Tracing the Roots of New Orleans Culture with Monique Moss
Monique Moss is a New Orleans native, community leader and recipient of the 2020 Preservation Hall Foundation Community Engagement Grant. Join us for our next #CommunitySpotlight featuring Moss’ creative tribute to the Black, Caribbean and Native people who inhabited the city and shaped the culture from its infancy.
Photo montage and captions by Camille Barnett
Moss’ costume pictured is thoughtfully layered; she says the green dress is hand-stitched with sequins and feels beautiful to her, but is representative of assimilation to European culture.
Her costume’s second layer under the dress was a Kongolese raffia skirt, which she explains represents the less-visible layer of herself that is in search of who she is “in real terms.”

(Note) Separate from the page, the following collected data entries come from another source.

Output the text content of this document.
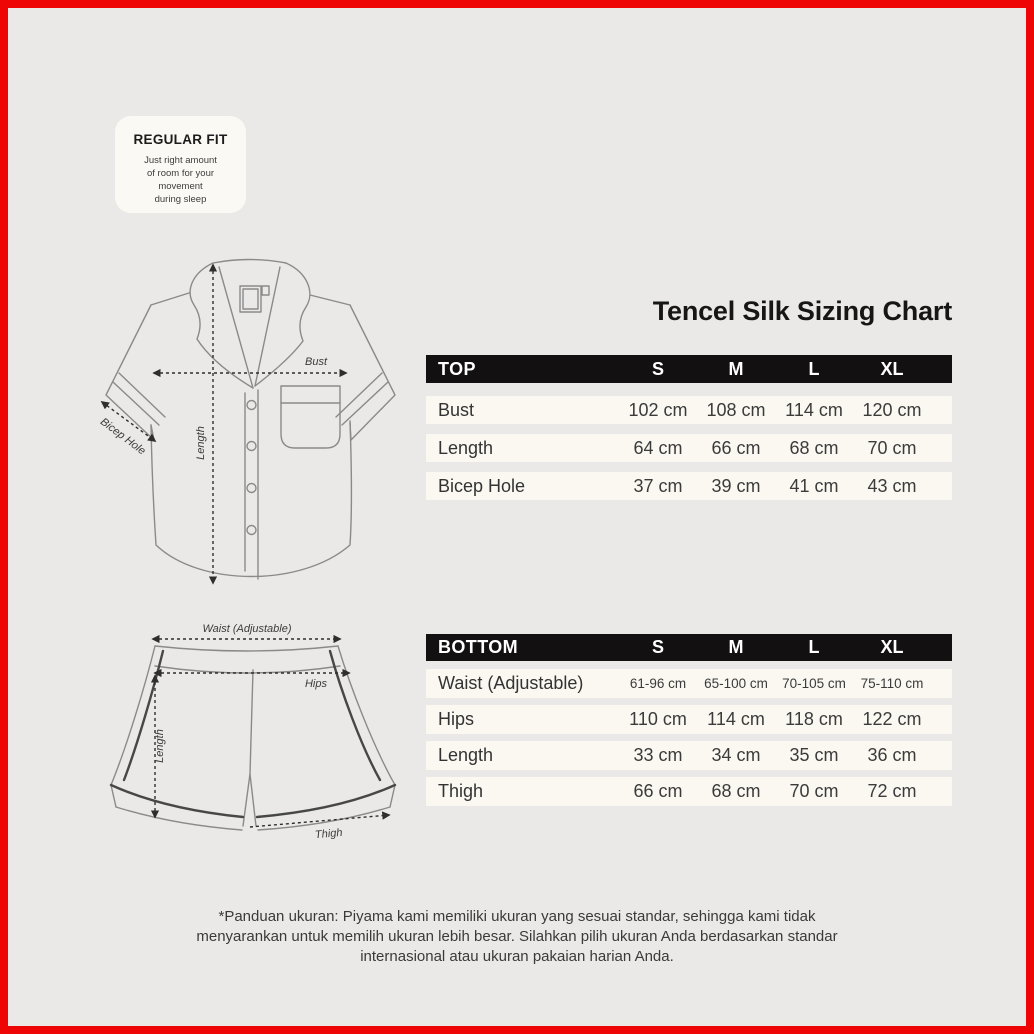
REGULAR FIT
Just right amount
of room for your
movement
during sleep
Bust
Length
Bicep Hole
Waist (Adjustable)
Hips
Length
Thigh
Tencel Silk Sizing Chart
TOP	S	M	L	XL
Bust	102 cm	108 cm	114 cm	120 cm
Length	64 cm	66 cm	68 cm	70 cm
Bicep Hole	37 cm	39 cm	41 cm	43 cm
BOTTOM	S	M	L	XL
Waist (Adjustable)	61-96 cm	65-100 cm	70-105 cm	75-110 cm
Hips	110 cm	114 cm	118 cm	122 cm
Length	33 cm	34 cm	35 cm	36 cm
Thigh	66 cm	68 cm	70 cm	72 cm
*Panduan ukuran: Piyama kami memiliki ukuran yang sesuai standar, sehingga kami tidak
menyarankan untuk memilih ukuran lebih besar. Silahkan pilih ukuran Anda berdasarkan standar
internasional atau ukuran pakaian harian Anda.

“I know my grandparents, I know my parents, and the aunts and uncles, but who are we as a people historically, traditionally? What has been stripped from us and that we need to remember?”
Moss, a dancer, choreographer, artistic director, teacher, historian and culture bearer, poses with books and offerings as she looks towards the branches of a tree located in Congo Square. Congo Square is historically documented to have been an open area outside of New Orleans where slaves were allowed to congregate on their day of rest each Sunday to sing, dance and perform with freedom of religious expression.
She incorporates research-based props in her presentations and performances that often represent historic parallels that influence New Orleans culture. Here, she lays out a bunch of bananas grown in her backyard as an offering to African ancestors, along with books and representations of revolutionaries, such as Kimpa Vita of the Republic of Congo and Malcom X, African-American civil rights leader. She also includes books on Native Americans that occupied the land before colonization, slave revolts, and thriving African civilization prior to European influence.
As the wind blows through her green dress, exposing some of her Kongolese raffia skirt, Moss poses in front of a sign along Bayou St. John that marks The Old Portage and explains its history.
This area was once an extension of Congo Square and therefore another historically documented location where hundreds of enslaved Africans from diverse tribes gathered to dance, drum and sing.
In addition to musical influences that came from Congo Square, Moss adds that having researched the history of New Orleans in archives around the world and having worked for years with Leon A. Waters, publisher of the reference book On to New Orleans! Louisiana’s Heroic 1811 Slave Revolt!, on of the books pictured earlier, Congo Square also served as space for enslaved Africans in New Orleans to organize revolts against the system of slavery.
During a sunset at City Park, Moss waves her dress beneath moss trees in an area of land that was heavily used by Native Americans prior to European arrival.
Moss can recall growing up in New Orleans and feeding ducks in this area as a child and says that it is one her favorite spaces in the city, a space where she feels connected and serene.